Yale doubted that the proposed requirement would drive up costs for the streaming services. “We do not think this is something that would be passed onto consumers or result in higher prices,” she said.
“If you benefit from operating in the Canadian system, you should contribute. It’s a simple principle.”
Significant recommendations include a remake of the Canadian Radio-television and Telecommunications Commission (CRTC) to give the regulator more teeth and a bigger mandate in dealing with the digital giants. That would include giving the CRTC the power to impose spending requirements on media content providers and “discoverability,” or how content is displayed on a website.
But one expert said the new powers and responsibilities proposed for the regulatory agency would be “wholly inappropriate,” and likely run afoul of Canada’s obligations under trade agreements and the constitutional guarantee of freedom of expression.
“I’ve got huge concerns with the massive regulatory structure that this envisages,” said Michael Geist, a professor at the University of Ottawa. “It’s really unprecedented to see this level of regulation.
“They want give the regulator huge powers to determine what … the website looks like, what content they provide,” he said. “If it were to be implemented, it would be subject to challenge on a number of grounds and, quite frankly, the government ought to reject them.”
But the report’s recommendations won endorsement from others, such as the Directors Guild of Canada, ACTRA and the Canadian Media Producers Association.

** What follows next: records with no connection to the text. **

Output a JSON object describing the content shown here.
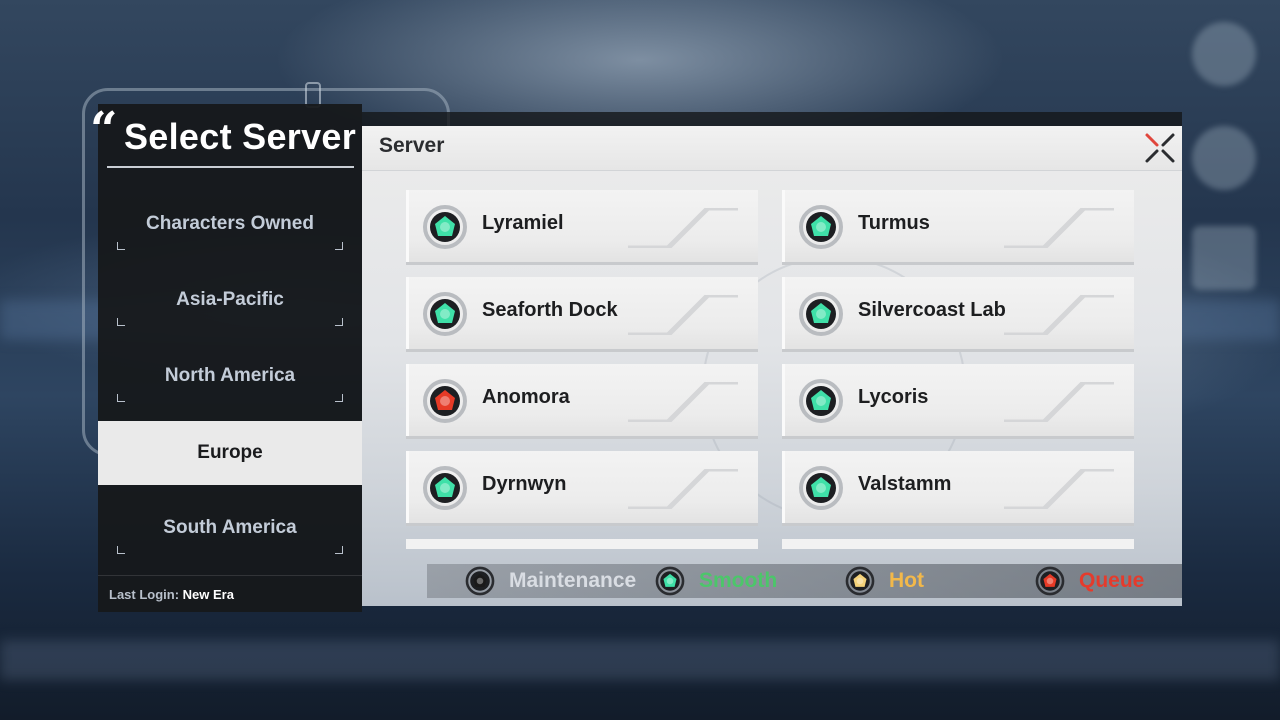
{
  "panel": {
    "title": "Select Server",
    "regions": [
      {
        "label": "Characters Owned",
        "active": false
      },
      {
        "label": "Asia-Pacific",
        "active": false
      },
      {
        "label": "North America",
        "active": false
      },
      {
        "label": "Europe",
        "active": true
      },
      {
        "label": "South America",
        "active": false
      }
    ],
    "last_login_label": "Last Login:",
    "last_login_value": "New Era"
  },
  "server_window": {
    "title": "Server",
    "servers": [
      {
        "name": "Lyramiel",
        "status": "smooth"
      },
      {
        "name": "Turmus",
        "status": "smooth"
      },
      {
        "name": "Seaforth Dock",
        "status": "smooth"
      },
      {
        "name": "Silvercoast Lab",
        "status": "smooth"
      },
      {
        "name": "Anomora",
        "status": "queue"
      },
      {
        "name": "Lycoris",
        "status": "smooth"
      },
      {
        "name": "Dyrnwyn",
        "status": "smooth"
      },
      {
        "name": "Valstamm",
        "status": "smooth"
      }
    ]
  },
  "legend": [
    {
      "label": "Maintenance",
      "status": "maintenance",
      "color": "#d9dde3"
    },
    {
      "label": "Smooth",
      "status": "smooth",
      "color": "#4cc66a"
    },
    {
      "label": "Hot",
      "status": "hot",
      "color": "#f2b84a"
    },
    {
      "label": "Queue",
      "status": "queue",
      "color": "#e53b2c"
    }
  ],
  "status_colors": {
    "smooth": "#3fe0a8",
    "queue": "#e63a26",
    "hot": "#f4d27a",
    "maintenance": "#1a1a1a"
  }
}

Friends of Canadian Broadcasting, an advocacy group, applauded the panel’s vision for the CBC with an expanded mandate for more Canadian content, a long-term commitment of federal funding and an end to all commercial advertising within five years.
“I would say it is ambitious, but appropriately so,” said Daniel Bernhard, the group’s executive director.
“We have this absurd situation in Canada where our government policy has allowed foreign tech companies to basically asphyxiate Canadian media,” Bernhard said. “This blueprint is really what is necessary to ensure that our own cultural conversation and democratic conversation can survive.”
Recognizing the importance of local news in a democracy, the panel also recommended that the $595-million journalism labour tax credit be extended beyond its five-year mandate that started in January 2019 “in order to strengthen the capacity of news organizations over the long term.”
It also says that the credit, which has mainly benefited print media, should be applied to news on all platforms, including broadcasting.
Crucially, the panel says that an uneven playing field exists between social media platforms such as Facebook and news media organizations, a tilt that should be corrected.
“As a result of the imbalance in their bargaining power, news content creators are unable to individually negotiate terms over the use of their content by social media platforms,” the panel says.
Newspaper publishers have long called for more information behind the closely guarded algorithms that the digital giants use to determine what articles are most read. This information, says the panel, could be made public to the publishers.
“We believe that the best way to address misinformation and fake news is to have accurate, trusted and reliable sources of news,” Yale said.
In terms of privacy and data breaches, the panel called on the federal government to harness the power of their collective agencies, such as the office of the privacy commissioner, to examine the scope of the problem.
That review should examine “the use of Big Data by dominant online platform providers and potential threats to privacy, competition, consumer protection, cultural sovereignty, democratic institutions, and taxation, and make recommendations on legislation.”
The panel also examined the role of advanced networks such as 5G. It did not go into whether Huawei equipment should be used in Canadian networks, which the United States says is a security risk.